Comment financer le contrat de génération ? La proposition faite est d’en créer 500 000. Imaginons que le jeune salarié reçoive le SMIC et le salarié senior deux fois le SMIC. Sachant que les cotisations sociales patronales en France représentent autour de 43% du salaire brut (mais seulement 13% dans le cas du SMIC), le coût du dispositif serait d’environ 8 milliards d’Euros par an, se répartissant entre 7 milliards pour les salariés seniors et un milliard pour les jeunes salariés. Le contrat de génération pourrait être financé en réservant aux seules entreprises de moins de 50 salariés les exonérations de cotisations sociales patronales sur les bas salaires. Les entreprises de plus de 50 salariés bénéficient en effet actuellement de 38% des exonérations en question, lesquelles représentent au total un coût de 22 milliards d’Euros. Il s’agit donc là d’un peu plus de 8 milliards d’Euros, qui seraient bien mieux utilisés pour soutenir les contrats de génération.

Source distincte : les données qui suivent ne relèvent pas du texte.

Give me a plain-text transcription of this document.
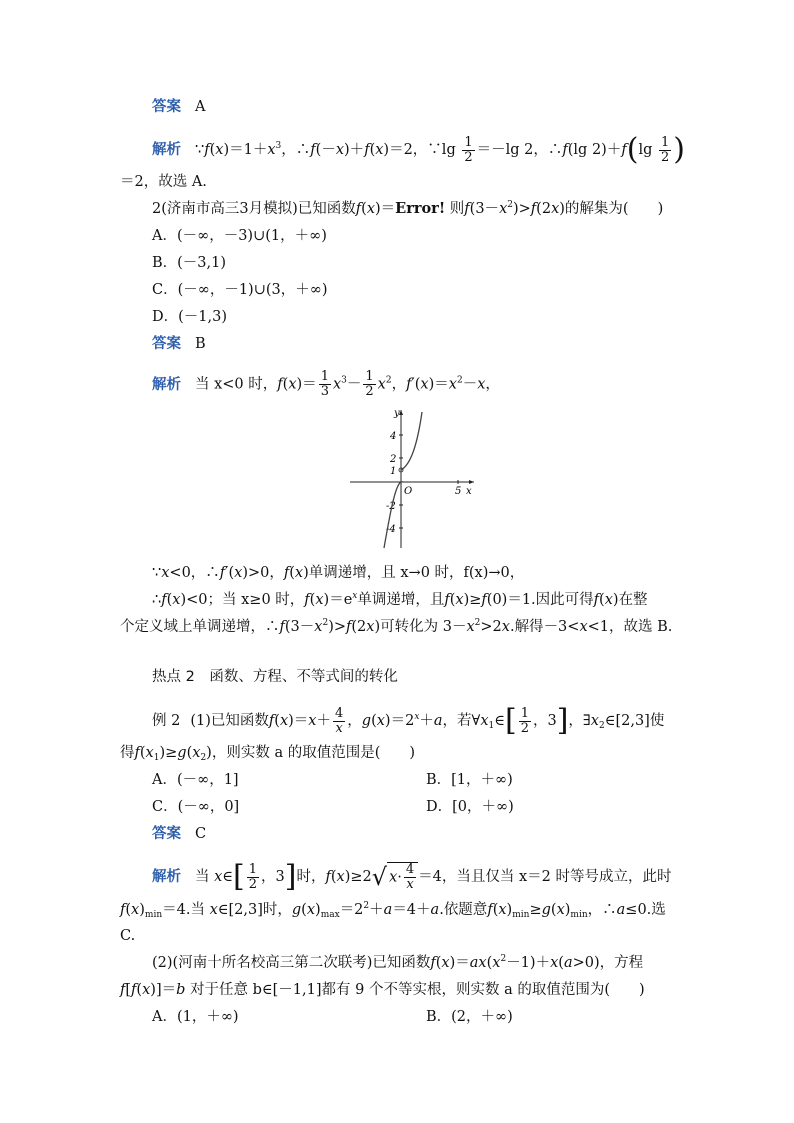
答案 A
解析 $\because f(x)=1+x^3$，∴f(－x)＋f(x)＝2，∵lg $\frac{1}{2} =-\lg$ 2，∴f(lg $2)+f(\lg \frac{1}{2}$ )
＝2，故选 A.
2(济南市高三3月模拟)已知函数f(x)＝Error! 则$f(3-x^2)>f(2x)$的解集为(　　)
A．(－∞，－3)∪(1，＋∞)
B．(－3,1)
C．(－∞，－1)∪(3，＋∞)
D．(－1,3)
答案 B
解析 当 x<0 时，$f(x)= \frac{1}{3} x^3- \frac{1}{2} x^2$，$f'(x)=x^2-x$，
4
2
1
-2
-4
5 x
y
O
∵x<0，∴f′(x)>0，f(x)单调递增，且 x→0 时，f(x)→0，
∴f(x)<0；当 x≥0 时，$f(x)=e^x$单调递增，且f(x)≥f(0)＝1.因此可得f(x)在整
个定义域上单调递增，$\therefore f(3-x^2)>f(2x)$可转化为 $3-x^2>2x$.解得－3<x<1，故选 B.
热点 2　函数、方程、不等式间的转化
例 2 (1)已知函数$f(x)=x+ \frac{4}{x}$ ，$g(x)=2^x+a$，若$\forall x_1\in[ \frac{1}{2}$ ，3]，$\exists x_2\in[2,3]$使
得$f(x_1)\ge g(x_2)$，则实数 a 的取值范围是(　　)
A．(－∞，1]	B．[1，＋∞)
C．(－∞，0]	D．[0，＋∞)
答案 C
解析 当 x∈[ $\frac{1}{2}$ ，3]时，f(x)≥2√ $x\cdot \frac{4}{x} =4$，当且仅当 x＝2 时等号成立，此时
$f(x)_{min}=4$.当 x∈[2,3]时，$g(x)_{max}=2^2+a=4+a$.依题意$f(x)_{min}\ge g(x)_{min}$，∴a≤0.选
C.
(2)(河南十所名校高三第二次联考)已知函数$f(x)=ax(x^2-1)+x(a>0)$，方程
f[f(x)]＝b 对于任意 b∈[－1,1]都有 9 个不等实根，则实数 a 的取值范围为(　　)
A．(1，＋∞)	B．(2，＋∞)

En résumé, il s’agit d’une proposition finançable visant un million de personnes pour leur permettre d’entrer ou de rester sur le marché du travail. C’est une proposition qui répond aux attentes des salariés comme des entreprises concernées. Hier, Nicolas Sarkozy fustigeait la « subventionnite », maladie inventée pour clouer la gauche au pilori. Mais s’il y a bien un malade de cette maladie, c’est lui ! C’est Nicolas Sarkozy qui, depuis 2007, a engraissé la rente et ses riches supporters à coups de dizaines de milliards d’Euros de niches fiscales sans que cela n’ait aucun impact du tout sur l’économie française. La jeunesse de notre pays crève de désespoir. Les salariés en fin de carrière professionnelle aussi. Le chômage grimpe chaque mois qui passe. La droite a sinistré le monde du travail.
Il est temps d’imaginer des propositions ambitieuses, qui créent de l’emploi pérenne et préparent l’avenir de la France. Pour moi, le contrat de génération en est une. Une proposition de gauche, emblématique et conquérante.